Cible (y)    : position
Variables (X): physique (taille, poids) + stats par match
random_state : 42 partout, pour des resultats reproductibles.

Usage :
    python script.py [chemin/vers/player_season.csv]
Sans argument, lit /data/player_season.csv (chemin Pyodide du webapp).
"""

import sys

import numpy as np
import pandas as pd
import matplotlib

matplotlib.use("Agg")
import matplotlib.pyplot as plt
from sklearn.linear_model import LogisticRegression
from sklearn.metrics import confusion_matrix
from sklearn.model_selection import cross_val_score, train_test_split
from sklearn.pipeline import make_pipeline
from sklearn.preprocessing import StandardScaler
from sklearn.tree import DecisionTreeClassifier, export_text

RANDOM_STATE = 42
FEATS = [
    "height_in", "weight", "trb_pg", "orb_pg", "drb_pg", "ast_pg",
    "blk_pg", "stl_pg", "fg3_pg", "ppg", "fga_pg", "ft_pg",
]


def gini(labels: pd.Series) -> float:
    """Indice de Gini = 1 - somme(p_k^2) = taux d'erreur d'un devineur naif."""
    p = labels.value_counts(normalize=True).values
    return 1.0 - np.sum(p ** 2)


def main(path: str) -> None:
    df = pd.read_csv(path)
    X, y = df[FEATS], df["position"]
    Xtr, Xte, ytr, yte = train_test_split(
        X, y, test_size=0.3, random_state=RANDOM_STATE, stratify=y
    )
    postes = sorted(y.unique())

    print("=== 1. Arbre lisible (profondeur 2) ===")
    arbre2 = DecisionTreeClassifier(max_depth=2, random_state=RANDOM_STATE).fit(Xtr, ytr)
    print("exactitude test :", round(arbre2.score(Xte, yte), 3))
    print(export_text(arbre2, feature_names=FEATS))

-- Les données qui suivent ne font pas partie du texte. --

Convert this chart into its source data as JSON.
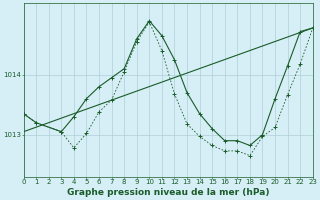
{
  "title": "Graphe pression niveau de la mer (hPa)",
  "bg_color": "#d6eef5",
  "grid_color": "#b0cfd8",
  "line_color": "#1a5c2a",
  "xlim": [
    0,
    23
  ],
  "ylim": [
    1012.3,
    1015.2
  ],
  "yticks": [
    1013,
    1014
  ],
  "xticks": [
    0,
    1,
    2,
    3,
    4,
    5,
    6,
    7,
    8,
    9,
    10,
    11,
    12,
    13,
    14,
    15,
    16,
    17,
    18,
    19,
    20,
    21,
    22,
    23
  ],
  "series1_x": [
    0,
    1,
    3,
    4,
    5,
    6,
    7,
    8,
    9,
    10,
    11,
    12,
    13,
    14,
    15,
    16,
    17,
    18,
    19,
    20,
    21,
    22,
    23
  ],
  "series1_y": [
    1013.35,
    1013.2,
    1013.05,
    1013.3,
    1013.6,
    1013.8,
    1013.95,
    1014.1,
    1014.6,
    1014.9,
    1014.65,
    1014.25,
    1013.7,
    1013.35,
    1013.1,
    1012.9,
    1012.9,
    1012.82,
    1013.0,
    1013.6,
    1014.15,
    1014.72,
    1014.78
  ],
  "series2_x": [
    0,
    1,
    3,
    4,
    5,
    6,
    7,
    8,
    9,
    10,
    11,
    12,
    13,
    14,
    15,
    16,
    17,
    18,
    19,
    20,
    21,
    22,
    23
  ],
  "series2_y": [
    1013.35,
    1013.2,
    1013.05,
    1012.78,
    1013.02,
    1013.38,
    1013.58,
    1014.05,
    1014.55,
    1014.88,
    1014.4,
    1013.68,
    1013.18,
    1012.97,
    1012.82,
    1012.73,
    1012.73,
    1012.65,
    1012.97,
    1013.12,
    1013.67,
    1014.18,
    1014.78
  ],
  "series3_x": [
    0,
    23
  ],
  "series3_y": [
    1013.05,
    1014.78
  ],
  "marker_size": 2.5,
  "tick_fontsize": 5.0,
  "label_fontsize": 6.5
}
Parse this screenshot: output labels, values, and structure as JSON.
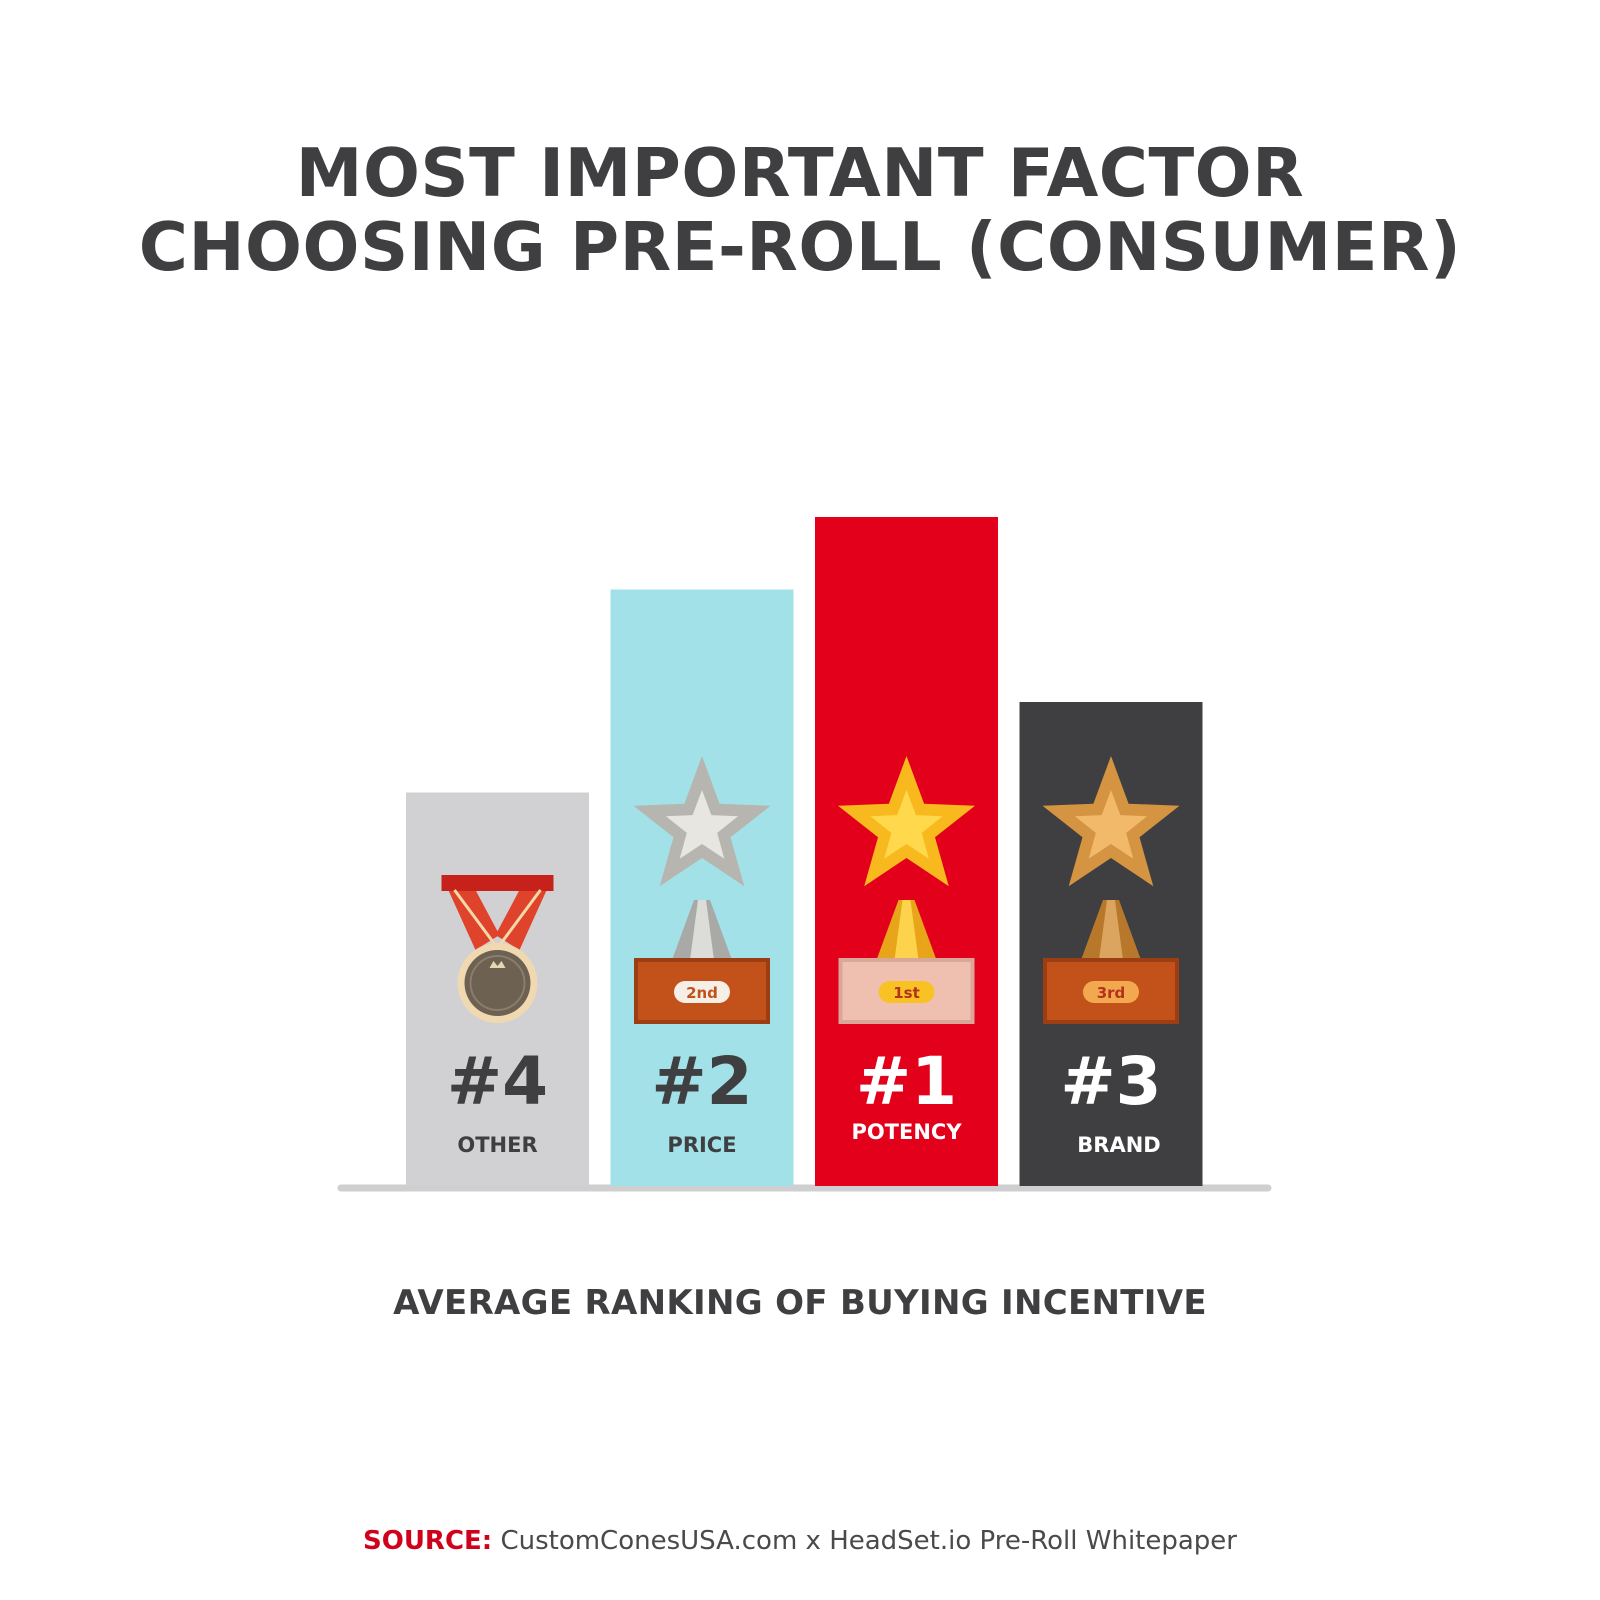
{
  "title_lines": [
    "MOST IMPORTANT FACTOR",
    "CHOOSING PRE-ROLL (CONSUMER)"
  ],
  "subtitle": "AVERAGE RANKING OF BUYING INCENTIVE",
  "source": {
    "label": "SOURCE:",
    "text": " CustomConesUSA.com x HeadSet.io Pre-Roll Whitepaper"
  },
  "colors": {
    "text_dark": "#3f3f41",
    "source_label": "#d0021b",
    "baseline": "#cfcfd1"
  },
  "chart_data": {
    "type": "bar",
    "categories": [
      "OTHER",
      "PRICE",
      "POTENCY",
      "BRAND"
    ],
    "ranks": [
      "#4",
      "#2",
      "#1",
      "#3"
    ],
    "values": [
      4,
      2,
      1,
      3
    ],
    "bar_colors": [
      "#d1d1d3",
      "#a3e1e8",
      "#e3001b",
      "#3f3f41"
    ],
    "label_colors": [
      "#3f3f41",
      "#3f3f41",
      "#ffffff",
      "#ffffff"
    ],
    "icons": [
      "medal-icon",
      "silver-trophy-icon",
      "gold-trophy-icon",
      "bronze-trophy-icon"
    ],
    "plaque_texts": [
      "",
      "2nd",
      "1st",
      "3rd"
    ],
    "title": "MOST IMPORTANT FACTOR CHOOSING PRE-ROLL (CONSUMER)",
    "xlabel": "AVERAGE RANKING OF BUYING INCENTIVE"
  }
}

    print("=== 2. Impurete de Gini de la premiere coupure (taille <= 78,5) ===")
    parent = gini(ytr)
    gauche = ytr[Xtr["height_in"] <= 78.5]
    droite = ytr[Xtr["height_in"] > 78.5]
    wg, wd = len(gauche) / len(ytr), len(droite) / len(ytr)
    enfants = wg * gini(gauche) + wd * gini(droite)
    print("Gini parent          :", round(parent, 3))
    print("Gini gauche (petits) :", round(gini(gauche), 3), " n =", len(gauche))
    print("Gini droite (grands) :", round(gini(droite), 3), " n =", len(droite))
    print("Gini enfants (moyen) :", round(enfants, 3))
    print("Gain de la coupure   :", round(parent - enfants, 3))

    print("=== 3. Profondeur et sur-apprentissage ===")
    profondeurs = [1, 2, 3, 4, 5, 6, 8, 12]
    tr, te, cv = [], [], []
    for d in profondeurs:
        a = DecisionTreeClassifier(max_depth=d, random_state=RANDOM_STATE).fit(Xtr, ytr)
        tr.append(a.score(Xtr, ytr))
        te.append(a.score(Xte, yte))
        cv.append(
            cross_val_score(
                DecisionTreeClassifier(max_depth=d, random_state=RANDOM_STATE),
                X, y, cv=5,
            ).mean()
        )
        print(f"profondeur {d:2} : train={tr[-1]:.3f} test={te[-1]:.3f} cv={cv[-1]:.3f}")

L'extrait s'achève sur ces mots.